The once meticulously groomed grounds of the state capitol building, an impressive limestone heap in the Second Empire style, were now choked with box elders, sumacs, and other woody shrubs. Knapweed, vetch, and blue chicory sprouted from the cracks between the broad front steps where a few ill-nourished layabouts sat listlessly surveying the scene. Inside the grand old building, every surface had been stripped down to the bare masonry. Carpets, draperies, chestnut wainscoting, metal fixtures, all gone, probably long gone. The stink of urine and excrement told the rest of the story. I would have turned and left had I not heard a familiar tapping sound seeming to come from distantly above somewhere up the southeast stairs. I ventured warily to the second floor. The tapping grew louder, echoing off the limestone blocks in the stairwell. I recognized it now as the sound of a typewriter, something I had not heard for a very long time, something that I had only really heard in old movies.
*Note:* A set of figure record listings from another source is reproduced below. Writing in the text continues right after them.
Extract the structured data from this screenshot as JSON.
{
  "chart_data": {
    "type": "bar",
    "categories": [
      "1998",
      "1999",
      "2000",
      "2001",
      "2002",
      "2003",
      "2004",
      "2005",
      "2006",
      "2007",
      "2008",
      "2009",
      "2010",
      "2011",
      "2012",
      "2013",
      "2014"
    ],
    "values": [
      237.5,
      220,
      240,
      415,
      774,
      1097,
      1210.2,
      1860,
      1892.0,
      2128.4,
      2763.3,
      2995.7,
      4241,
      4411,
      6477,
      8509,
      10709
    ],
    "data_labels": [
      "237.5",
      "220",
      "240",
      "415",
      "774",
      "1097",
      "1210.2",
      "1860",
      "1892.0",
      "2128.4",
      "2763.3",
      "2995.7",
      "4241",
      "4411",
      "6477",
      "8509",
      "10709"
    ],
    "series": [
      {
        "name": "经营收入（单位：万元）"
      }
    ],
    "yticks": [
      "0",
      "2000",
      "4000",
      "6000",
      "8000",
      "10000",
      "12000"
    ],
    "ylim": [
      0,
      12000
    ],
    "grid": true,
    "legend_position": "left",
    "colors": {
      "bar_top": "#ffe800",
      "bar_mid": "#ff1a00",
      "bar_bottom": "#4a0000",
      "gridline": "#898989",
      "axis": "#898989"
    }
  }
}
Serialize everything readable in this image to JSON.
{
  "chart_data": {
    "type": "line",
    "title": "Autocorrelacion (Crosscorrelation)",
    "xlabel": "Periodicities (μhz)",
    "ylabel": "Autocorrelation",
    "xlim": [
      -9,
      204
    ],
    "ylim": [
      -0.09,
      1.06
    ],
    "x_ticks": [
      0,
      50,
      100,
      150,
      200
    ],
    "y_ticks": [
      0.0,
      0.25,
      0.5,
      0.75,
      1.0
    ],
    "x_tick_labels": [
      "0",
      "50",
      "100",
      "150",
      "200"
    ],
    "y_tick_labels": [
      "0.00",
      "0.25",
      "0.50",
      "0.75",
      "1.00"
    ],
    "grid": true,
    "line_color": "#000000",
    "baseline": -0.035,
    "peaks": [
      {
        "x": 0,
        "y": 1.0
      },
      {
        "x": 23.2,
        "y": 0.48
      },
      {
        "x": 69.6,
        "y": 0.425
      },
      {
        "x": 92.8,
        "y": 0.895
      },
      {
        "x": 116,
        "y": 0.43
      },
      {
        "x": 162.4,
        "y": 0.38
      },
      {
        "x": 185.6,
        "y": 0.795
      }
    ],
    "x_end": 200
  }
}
Off the stairwell and down the hall, I came to a set of rather grand arched oak double doors. They stood ajar. Gold-on-black lettering on the window said OFFICE OF LIEUTENANT GOVERNOR EUGENE FURMAN. I knocked on the glass. The tapping within stopped. A voice said, “Come in.” I shoved the door open. It creaked on its hinges. Inside at a large and ornate desk, bathed in glorious afternoon light from a ten-foot-high window, sat a man in a clean dark suit complete with a blue oxford button-down dress shirt and necktie, behind a pink portable manual typewriter. He was neatly barbered and even shaved and looked like he had come to life out of a photograph.

“What are you doing here?” I said.

“Carrying on,” he said, cheerfully, without any guileful overtones. “I’d ask the same of you.”

“I came to see if there was anyone here.”

“I’m here,” he said. “Please come in. Have a seat.”

His office was tidy to a fault, an oriental rug on the floor, bookshelves groaning with volumes, a sofa and chair set arranged before a carved limestone fireplace on the far side of the big room, the U.S. and New York state flags deployed on standards in a corner, his desk full of documents and papers, all neatly arranged around the surface. The pervasive stink of decay intruded on the scene, but everything else gave the weird impression of decorum and normality. I sat down in one of a pair of tufted leather armchairs at a side of his desk.

“What’s your name and where from?” he said. His manner was smooth, practiced.

“Robert Earle. Union Grove, Washington County. Are you really,” I glanced back at the door, “the lieutenant governor, Eugene Furman?”

“Yes,” he said and nodded with a boyish smile. “I am.”